Sirio non fu più operaio dipendente, ma visse da lavoratore libero l’esperienza di scaricatore di porto, pur sempre in stretto contatto con chi giornalmente viveva i problemi della condizione operaia.
Poi dall’esperienza del porto al lavoro manuale: la forgiatura del ferro nell’officina di Bicchio, attraverso la quale Sirio era arrivato a comprendere e ad amare le attività artigianali, che oggi vanno scomparendo e nelle quali “il lavoro è veramente a misura d’uomo”.
Nell’esercizio della forgiatura e dalla riflessione sui lavori “fatti con le mani” Sirio, attraverso quel processo meraviglioso di pensiero, per il quale nessuna esperienza è rimasta a lui, ma da lui è passata agli altri, intuiva la possibilità di operare forme di educazione degli handicappati e della loro socializzazione in vista di eventuali, possibili inserimenti nel mondo del lavoro.
L’ottobre del 1979 vedeva la realizzazione dell’A. R.C.A. (Associazione Ricerca Cultura Artigiana), alla quale Sirio ha dedicato gli ultimi anni della sua vita — Vita di lotta —, che dal 1982 lo spinge ad impegnarsi nel Movimento Internazionale di Riconciliazione e da qui “poiché le cose si richiamano con interdipendenze storiche molto precise”, ad entrare nei grandi problemi delle lotte contro le centrali nucleari, vivendole fino al tribunale di Firenze e alla condanna.

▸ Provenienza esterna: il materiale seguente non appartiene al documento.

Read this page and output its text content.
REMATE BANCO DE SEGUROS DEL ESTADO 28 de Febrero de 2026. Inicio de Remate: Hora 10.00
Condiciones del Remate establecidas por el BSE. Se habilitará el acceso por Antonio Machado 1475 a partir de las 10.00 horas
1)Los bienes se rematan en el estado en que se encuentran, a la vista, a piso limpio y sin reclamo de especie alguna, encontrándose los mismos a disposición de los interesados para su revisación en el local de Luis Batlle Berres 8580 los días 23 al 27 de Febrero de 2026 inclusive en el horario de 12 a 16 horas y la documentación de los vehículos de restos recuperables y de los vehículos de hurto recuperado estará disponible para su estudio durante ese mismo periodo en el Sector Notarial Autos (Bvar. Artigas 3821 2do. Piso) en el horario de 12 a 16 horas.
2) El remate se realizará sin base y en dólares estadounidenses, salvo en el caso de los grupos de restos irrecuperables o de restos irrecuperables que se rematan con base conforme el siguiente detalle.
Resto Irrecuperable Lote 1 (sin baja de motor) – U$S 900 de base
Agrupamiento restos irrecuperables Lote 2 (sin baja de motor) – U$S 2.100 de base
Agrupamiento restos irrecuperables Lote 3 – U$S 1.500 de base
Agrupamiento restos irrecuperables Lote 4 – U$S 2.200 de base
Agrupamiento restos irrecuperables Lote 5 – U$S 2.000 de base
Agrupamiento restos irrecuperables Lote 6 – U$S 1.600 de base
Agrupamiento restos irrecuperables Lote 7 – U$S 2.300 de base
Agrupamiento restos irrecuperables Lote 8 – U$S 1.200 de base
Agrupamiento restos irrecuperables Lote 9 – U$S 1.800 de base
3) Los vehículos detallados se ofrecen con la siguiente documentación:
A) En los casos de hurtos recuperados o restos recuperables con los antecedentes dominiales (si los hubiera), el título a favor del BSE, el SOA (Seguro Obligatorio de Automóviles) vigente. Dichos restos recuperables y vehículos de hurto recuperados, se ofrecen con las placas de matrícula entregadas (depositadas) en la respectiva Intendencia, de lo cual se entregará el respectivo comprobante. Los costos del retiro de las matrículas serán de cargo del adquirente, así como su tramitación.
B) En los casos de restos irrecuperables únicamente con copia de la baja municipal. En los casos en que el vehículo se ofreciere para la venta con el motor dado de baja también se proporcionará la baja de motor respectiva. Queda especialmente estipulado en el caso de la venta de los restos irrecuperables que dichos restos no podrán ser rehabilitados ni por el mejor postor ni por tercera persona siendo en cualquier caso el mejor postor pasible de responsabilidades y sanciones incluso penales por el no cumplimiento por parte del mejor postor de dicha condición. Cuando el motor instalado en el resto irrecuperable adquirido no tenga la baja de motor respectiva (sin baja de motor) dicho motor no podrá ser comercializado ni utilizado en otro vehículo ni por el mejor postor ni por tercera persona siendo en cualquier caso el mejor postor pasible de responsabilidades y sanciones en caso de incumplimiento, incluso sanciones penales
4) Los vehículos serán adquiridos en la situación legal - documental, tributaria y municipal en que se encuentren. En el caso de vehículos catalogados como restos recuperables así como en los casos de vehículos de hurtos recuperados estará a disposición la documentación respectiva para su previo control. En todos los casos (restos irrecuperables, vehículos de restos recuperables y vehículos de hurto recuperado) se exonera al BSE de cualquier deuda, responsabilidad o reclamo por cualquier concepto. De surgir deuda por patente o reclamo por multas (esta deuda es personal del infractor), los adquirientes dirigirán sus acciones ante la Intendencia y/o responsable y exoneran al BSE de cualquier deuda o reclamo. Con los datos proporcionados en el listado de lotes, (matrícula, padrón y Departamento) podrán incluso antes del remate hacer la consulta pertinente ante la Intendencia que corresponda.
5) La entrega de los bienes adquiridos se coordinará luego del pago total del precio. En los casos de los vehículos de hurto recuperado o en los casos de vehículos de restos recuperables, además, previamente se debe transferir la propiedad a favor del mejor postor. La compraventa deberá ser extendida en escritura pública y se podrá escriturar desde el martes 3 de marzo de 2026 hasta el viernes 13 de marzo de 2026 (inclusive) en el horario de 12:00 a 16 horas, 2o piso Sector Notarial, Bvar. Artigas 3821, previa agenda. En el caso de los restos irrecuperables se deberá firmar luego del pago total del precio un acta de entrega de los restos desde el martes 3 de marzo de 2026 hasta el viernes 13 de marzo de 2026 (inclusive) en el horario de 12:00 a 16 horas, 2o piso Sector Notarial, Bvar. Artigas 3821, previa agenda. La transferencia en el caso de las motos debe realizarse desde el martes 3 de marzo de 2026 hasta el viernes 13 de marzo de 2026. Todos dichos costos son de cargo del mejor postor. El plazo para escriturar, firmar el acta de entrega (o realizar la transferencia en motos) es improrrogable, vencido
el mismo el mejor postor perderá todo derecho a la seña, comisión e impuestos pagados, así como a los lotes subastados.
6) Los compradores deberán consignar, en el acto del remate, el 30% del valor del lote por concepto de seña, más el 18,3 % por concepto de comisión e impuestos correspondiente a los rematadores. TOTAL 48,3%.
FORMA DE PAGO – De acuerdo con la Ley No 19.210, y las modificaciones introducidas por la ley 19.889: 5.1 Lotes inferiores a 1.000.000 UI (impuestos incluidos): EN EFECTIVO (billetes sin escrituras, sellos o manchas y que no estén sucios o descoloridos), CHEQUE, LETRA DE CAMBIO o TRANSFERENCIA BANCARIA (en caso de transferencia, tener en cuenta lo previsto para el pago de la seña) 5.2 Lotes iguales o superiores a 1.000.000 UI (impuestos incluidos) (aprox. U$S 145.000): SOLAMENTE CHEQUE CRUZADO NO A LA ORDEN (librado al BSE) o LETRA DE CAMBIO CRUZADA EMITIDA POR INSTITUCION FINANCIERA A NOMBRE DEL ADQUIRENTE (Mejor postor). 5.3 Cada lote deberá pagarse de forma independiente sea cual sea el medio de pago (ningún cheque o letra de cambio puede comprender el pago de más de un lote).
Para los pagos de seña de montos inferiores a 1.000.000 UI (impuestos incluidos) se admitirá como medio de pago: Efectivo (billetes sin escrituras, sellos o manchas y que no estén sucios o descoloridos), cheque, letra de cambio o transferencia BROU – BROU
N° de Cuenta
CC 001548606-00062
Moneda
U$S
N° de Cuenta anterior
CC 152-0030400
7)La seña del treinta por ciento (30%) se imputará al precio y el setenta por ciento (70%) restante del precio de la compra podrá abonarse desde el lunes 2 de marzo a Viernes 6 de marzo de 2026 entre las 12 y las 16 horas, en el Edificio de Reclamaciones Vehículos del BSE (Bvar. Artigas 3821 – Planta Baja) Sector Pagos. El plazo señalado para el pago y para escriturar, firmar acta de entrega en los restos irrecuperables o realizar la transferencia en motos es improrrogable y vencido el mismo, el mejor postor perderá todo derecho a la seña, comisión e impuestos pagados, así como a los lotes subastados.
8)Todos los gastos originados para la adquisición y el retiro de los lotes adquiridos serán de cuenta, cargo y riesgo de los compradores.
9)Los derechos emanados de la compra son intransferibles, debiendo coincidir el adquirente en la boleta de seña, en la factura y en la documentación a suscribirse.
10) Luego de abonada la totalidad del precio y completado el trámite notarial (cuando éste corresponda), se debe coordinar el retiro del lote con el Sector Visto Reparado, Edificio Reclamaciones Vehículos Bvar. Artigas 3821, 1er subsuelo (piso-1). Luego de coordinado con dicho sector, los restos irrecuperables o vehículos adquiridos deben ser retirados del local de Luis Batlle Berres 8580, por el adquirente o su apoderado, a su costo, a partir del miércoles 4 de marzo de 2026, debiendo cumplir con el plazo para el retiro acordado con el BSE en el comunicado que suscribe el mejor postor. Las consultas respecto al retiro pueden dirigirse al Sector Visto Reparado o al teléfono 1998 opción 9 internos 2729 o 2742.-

Il suo coinvolgimento nei “tremendi” problemi della pace è totale e lo accompagna fino all’ultimo.
Il Campo della pace, vicino alla sua chiesetta, progetto non ancora realizzato, ma che è impegno di tutti rendere concreto, è stata l’ultima fatica e l’ultima “utopia”.
Franca Rovini Papi
(*) Le espressioni tra virgolette sono di Sirio Politi.